Son bebés, cachorros, un niño y su perro.

Unos consejos para convivir con cachorros y niños felices y seguros


El vínculo entre cachorros y un niño es muy fuerte, pero es una relación que se debe construir bajo la supervisión de los padres o de un adulto responsable.  Un perro no debe ser considerado jamás como la «niñera» de los niños.  Los padres deben tener mucho cuidado en supervisar de cerca esta relación niño – animal para así prevenir accidentes o situaciones de peligro.

Nunca solo

Nunca debe dejar a un niño solo con su perro sin la supervisión de un adulto. No hay que olvidar que, aun sin intención, durante el juego, un perro puede causar daño al niñoUna reacción agresiva del cachorro, una mordedura o un arañazo involuntario puede afectar al niño a largo plazo, incluso llevarlo a desarrollar miedo a los canes. Y aunque algunos perros tienen una sensibilidad excepcional con los niños, no siempre es el caso. Entonces supervise siempre el juego y la relación de la mascota con el niño.

¡A jugar cachorros, se ha dicho!

Muchas veces el niño no es capaz de interactuar adecuadamente con el perro, por ejemplo, puede tirar de la cola, de las orejas o poner sus dedos en los ojos y en estos casos el perro puede dar señales advertencia, como alejarse o gruñir; pero si el niño no es capaz de interpretar correctamente dichas señales, la mascota puede enojarse y el niño puede correr el riesgo de salir lastimado. 

Nunca deje a un niño solo con su perro.
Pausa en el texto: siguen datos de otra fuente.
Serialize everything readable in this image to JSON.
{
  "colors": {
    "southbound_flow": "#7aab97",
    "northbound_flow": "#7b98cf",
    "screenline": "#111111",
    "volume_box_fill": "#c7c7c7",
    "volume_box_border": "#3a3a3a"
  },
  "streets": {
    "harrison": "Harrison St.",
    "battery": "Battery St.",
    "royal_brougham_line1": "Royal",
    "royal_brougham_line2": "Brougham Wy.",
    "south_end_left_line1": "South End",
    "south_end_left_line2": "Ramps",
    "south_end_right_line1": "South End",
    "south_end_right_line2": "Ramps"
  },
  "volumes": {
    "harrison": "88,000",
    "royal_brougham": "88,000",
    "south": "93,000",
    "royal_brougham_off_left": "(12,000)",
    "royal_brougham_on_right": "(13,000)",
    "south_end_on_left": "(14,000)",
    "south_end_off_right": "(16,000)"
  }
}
La supervisión de un adulto es indispensable. No hay que olvidar que, aun sin intención, durante el juego un perro puede causar daño al niño. 

Cuando un cachorro llega a casa se muestra muy activo; usa sus dientes y garras para jugar y explorar. Sí, suele emplear la boca para descubrir el mundo que lo rodea (comida, ropa, muebles y partes del cuerpo del dueño). También tiende a robar objetos que están a su alcance, incluso los juguetes de los niños. Un cachorro es pura energía y emociones, por lo tanto, no controla aún la fuerza de su mordida. Esté atento. 
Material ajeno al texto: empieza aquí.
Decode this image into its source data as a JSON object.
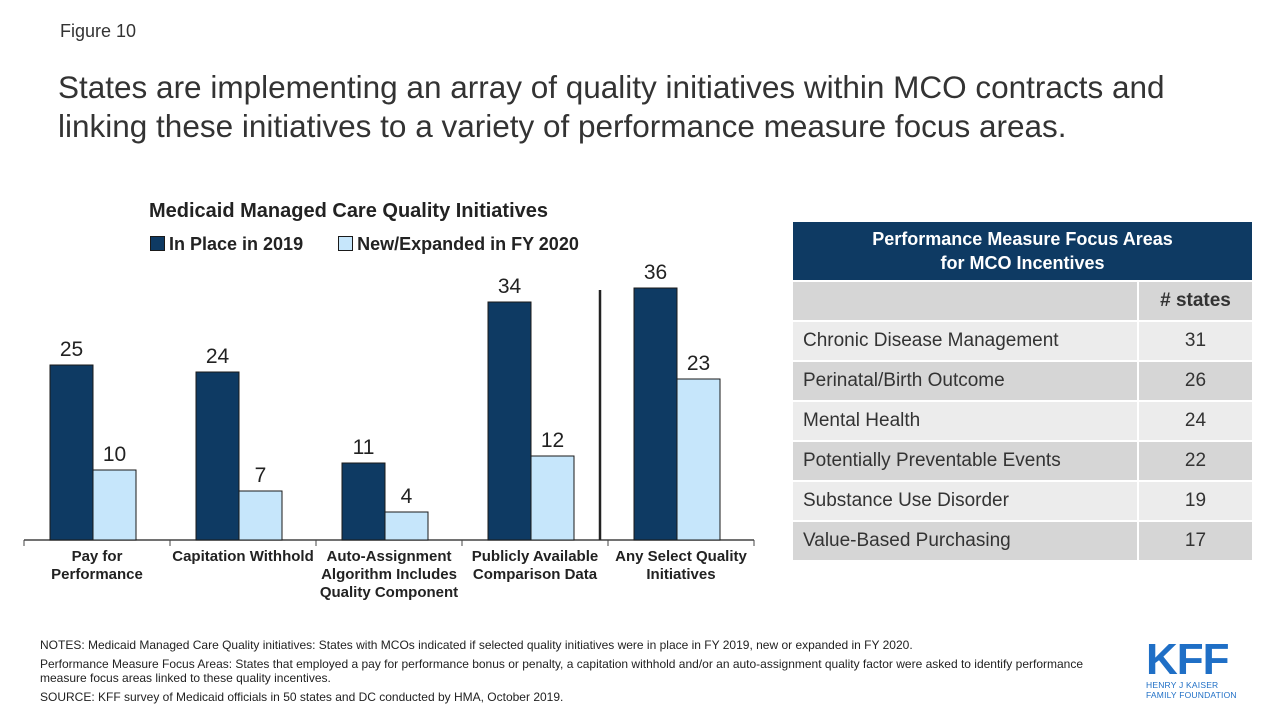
{
  "figure_label": "Figure 10",
  "headline": "States are implementing an array of quality initiatives within MCO contracts and linking these initiatives to a variety of performance measure focus areas.",
  "chart_data": {
    "type": "bar",
    "title": "Medicaid Managed Care Quality Initiatives",
    "categories": [
      "Pay for Performance",
      "Capitation Withhold",
      "Auto-Assignment Algorithm Includes Quality Component",
      "Publicly Available Comparison Data",
      "Any Select Quality Initiatives"
    ],
    "series": [
      {
        "name": "In Place in 2019",
        "color": "#0e3a63",
        "values": [
          25,
          24,
          11,
          34,
          36
        ]
      },
      {
        "name": "New/Expanded in FY 2020",
        "color": "#c6e6fb",
        "values": [
          10,
          7,
          4,
          12,
          23
        ]
      }
    ],
    "ylim": [
      0,
      36
    ],
    "grid": false,
    "legend_position": "top-left",
    "divider_before_category": 4,
    "xlabel": "",
    "ylabel": ""
  },
  "table": {
    "title_line1": "Performance Measure Focus Areas",
    "title_line2": "for MCO Incentives",
    "column_header": "# states",
    "rows": [
      {
        "label": "Chronic Disease Management",
        "value": "31"
      },
      {
        "label": "Perinatal/Birth Outcome",
        "value": "26"
      },
      {
        "label": "Mental Health",
        "value": "24"
      },
      {
        "label": "Potentially Preventable Events",
        "value": "22"
      },
      {
        "label": "Substance Use Disorder",
        "value": "19"
      },
      {
        "label": "Value-Based Purchasing",
        "value": "17"
      }
    ]
  },
  "notes": {
    "line1": "NOTES: Medicaid Managed Care Quality initiatives: States with MCOs indicated if selected quality initiatives were in place in FY 2019, new or expanded in FY 2020.",
    "line2": "Performance Measure Focus Areas: States that employed a pay for performance bonus or penalty, a capitation withhold and/or an auto-assignment quality factor were asked to identify performance measure focus areas linked to these quality incentives.",
    "line3": "SOURCE: KFF survey of Medicaid officials in 50 states and DC conducted by HMA, October 2019."
  },
  "logo": {
    "text": "KFF",
    "sub1": "HENRY J KAISER",
    "sub2": "FAMILY FOUNDATION",
    "color": "#1f6fc6"
  }
}
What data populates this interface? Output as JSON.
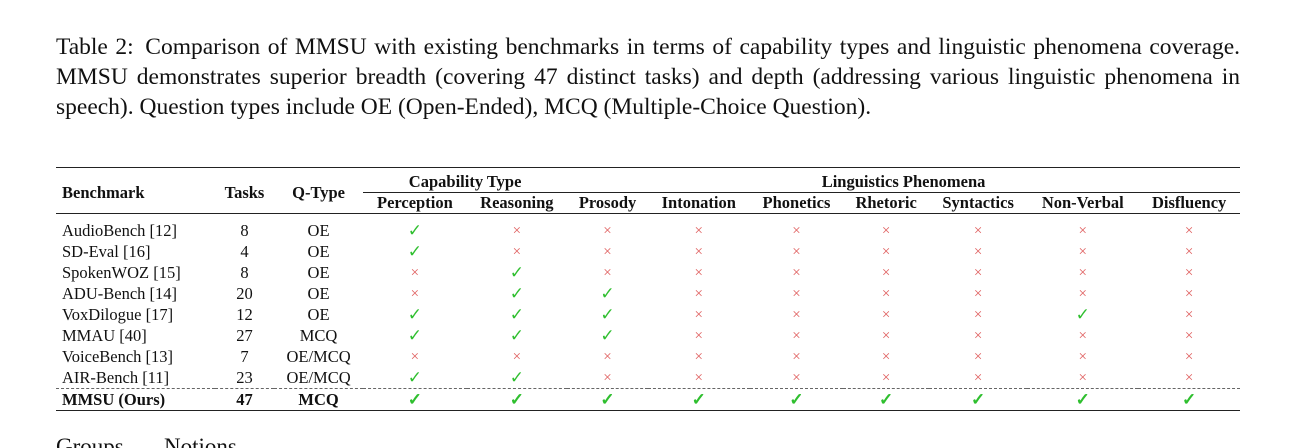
{
  "caption": {
    "label": "Table 2:",
    "text": "Comparison of MMSU with existing benchmarks in terms of capability types and linguistic phenomena coverage. MMSU demonstrates superior breadth (covering 47 distinct tasks) and depth (addressing various linguistic phenomena in speech). Question types include OE (Open-Ended), MCQ (Multiple-Choice Question)."
  },
  "table": {
    "headers": {
      "benchmark": "Benchmark",
      "tasks": "Tasks",
      "qtype": "Q-Type",
      "capability_group": "Capability Type",
      "linguistic_group": "Linguistics Phenomena",
      "capability_cols": [
        "Perception",
        "Reasoning"
      ],
      "linguistic_cols": [
        "Prosody",
        "Intonation",
        "Phonetics",
        "Rhetoric",
        "Syntactics",
        "Non-Verbal",
        "Disfluency"
      ]
    },
    "symbols": {
      "check": "✓",
      "cross": "×",
      "check_color": "#2fbf2f",
      "cross_color": "#e06060"
    },
    "rows": [
      {
        "benchmark": "AudioBench [12]",
        "tasks": "8",
        "qtype": "OE",
        "marks": [
          1,
          0,
          0,
          0,
          0,
          0,
          0,
          0,
          0
        ]
      },
      {
        "benchmark": "SD-Eval [16]",
        "tasks": "4",
        "qtype": "OE",
        "marks": [
          1,
          0,
          0,
          0,
          0,
          0,
          0,
          0,
          0
        ]
      },
      {
        "benchmark": "SpokenWOZ [15]",
        "tasks": "8",
        "qtype": "OE",
        "marks": [
          0,
          1,
          0,
          0,
          0,
          0,
          0,
          0,
          0
        ]
      },
      {
        "benchmark": "ADU-Bench [14]",
        "tasks": "20",
        "qtype": "OE",
        "marks": [
          0,
          1,
          1,
          0,
          0,
          0,
          0,
          0,
          0
        ]
      },
      {
        "benchmark": "VoxDilogue [17]",
        "tasks": "12",
        "qtype": "OE",
        "marks": [
          1,
          1,
          1,
          0,
          0,
          0,
          0,
          1,
          0
        ]
      },
      {
        "benchmark": "MMAU [40]",
        "tasks": "27",
        "qtype": "MCQ",
        "marks": [
          1,
          1,
          1,
          0,
          0,
          0,
          0,
          0,
          0
        ]
      },
      {
        "benchmark": "VoiceBench [13]",
        "tasks": "7",
        "qtype": "OE/MCQ",
        "marks": [
          0,
          0,
          0,
          0,
          0,
          0,
          0,
          0,
          0
        ]
      },
      {
        "benchmark": "AIR-Bench [11]",
        "tasks": "23",
        "qtype": "OE/MCQ",
        "marks": [
          1,
          1,
          0,
          0,
          0,
          0,
          0,
          0,
          0
        ]
      },
      {
        "benchmark": "MMSU (Ours)",
        "tasks": "47",
        "qtype": "MCQ",
        "marks": [
          1,
          1,
          1,
          1,
          1,
          1,
          1,
          1,
          1
        ],
        "ours": true
      }
    ]
  },
  "partial_next_line": "Groups . . . Notions"
}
En ocasiones, el perro ve al niño como un «animal« al que hay que defender, al que hay que «proteger» de extraños. No obstante, también pude ocurrir lo contrario. Por ello, ante la llegada de un bebé es importantísimo que el perro haya socializado con los niños, y lo mejor es empezar desde que es cachorro, así la mascota sabrá interpretar los movimientos no coordinados y los gritos del bebé como si se tratara de las señales emitidas por otro animal. 
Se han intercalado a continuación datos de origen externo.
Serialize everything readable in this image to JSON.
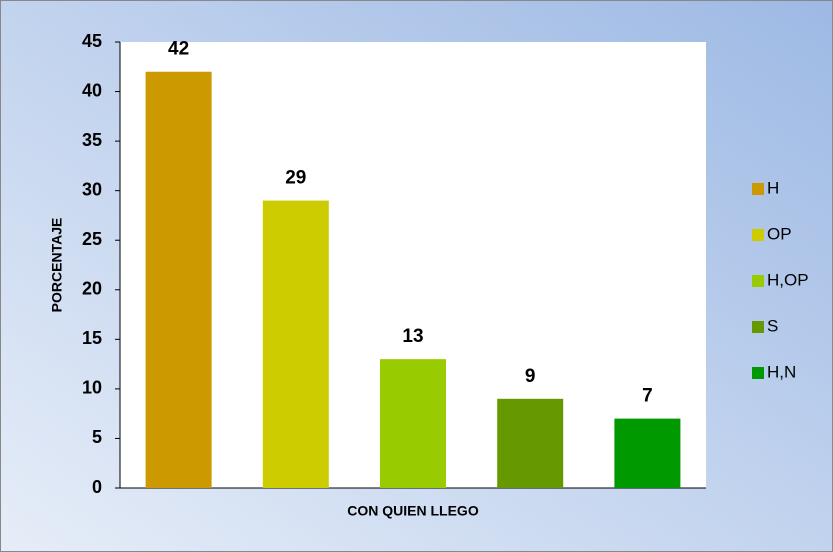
{
  "chart_data": {
    "type": "bar",
    "categories": [
      "H",
      "OP",
      "H,OP",
      "S",
      "H,N"
    ],
    "values": [
      42,
      29,
      13,
      9,
      7
    ],
    "colors": [
      "#cc9900",
      "#cccc00",
      "#99cc00",
      "#669900",
      "#009900"
    ],
    "xlabel": "CON QUIEN LLEGO",
    "ylabel": "PORCENTAJE",
    "ylim": [
      0,
      45
    ],
    "yticks": [
      0,
      5,
      10,
      15,
      20,
      25,
      30,
      35,
      40,
      45
    ],
    "grid": false,
    "legend": "right"
  }
}
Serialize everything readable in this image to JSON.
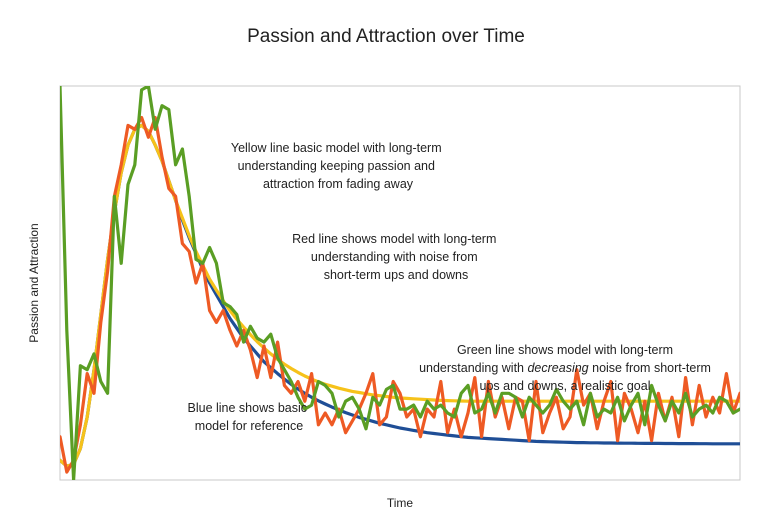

Lo más importante es ser inteligente cada vez que los niños y los perros están juntos ya que, aunque los vínculos emocionales entre ellos son fuertes, los perros son animales y deben ser entendidos como tales, en especial si hablamos de niños pequeños.

La socialización es muy importante para que el perro se adapte a los humanos y conviva con ellos sintiéndose uno más.

No olvide que es fundamental llevar a la mascota, sea adoptada o no, a una consulta con el veterinario para conocer sus conductas y reacciones ante la llegada de un recién nacido o la presencia de niños en casa.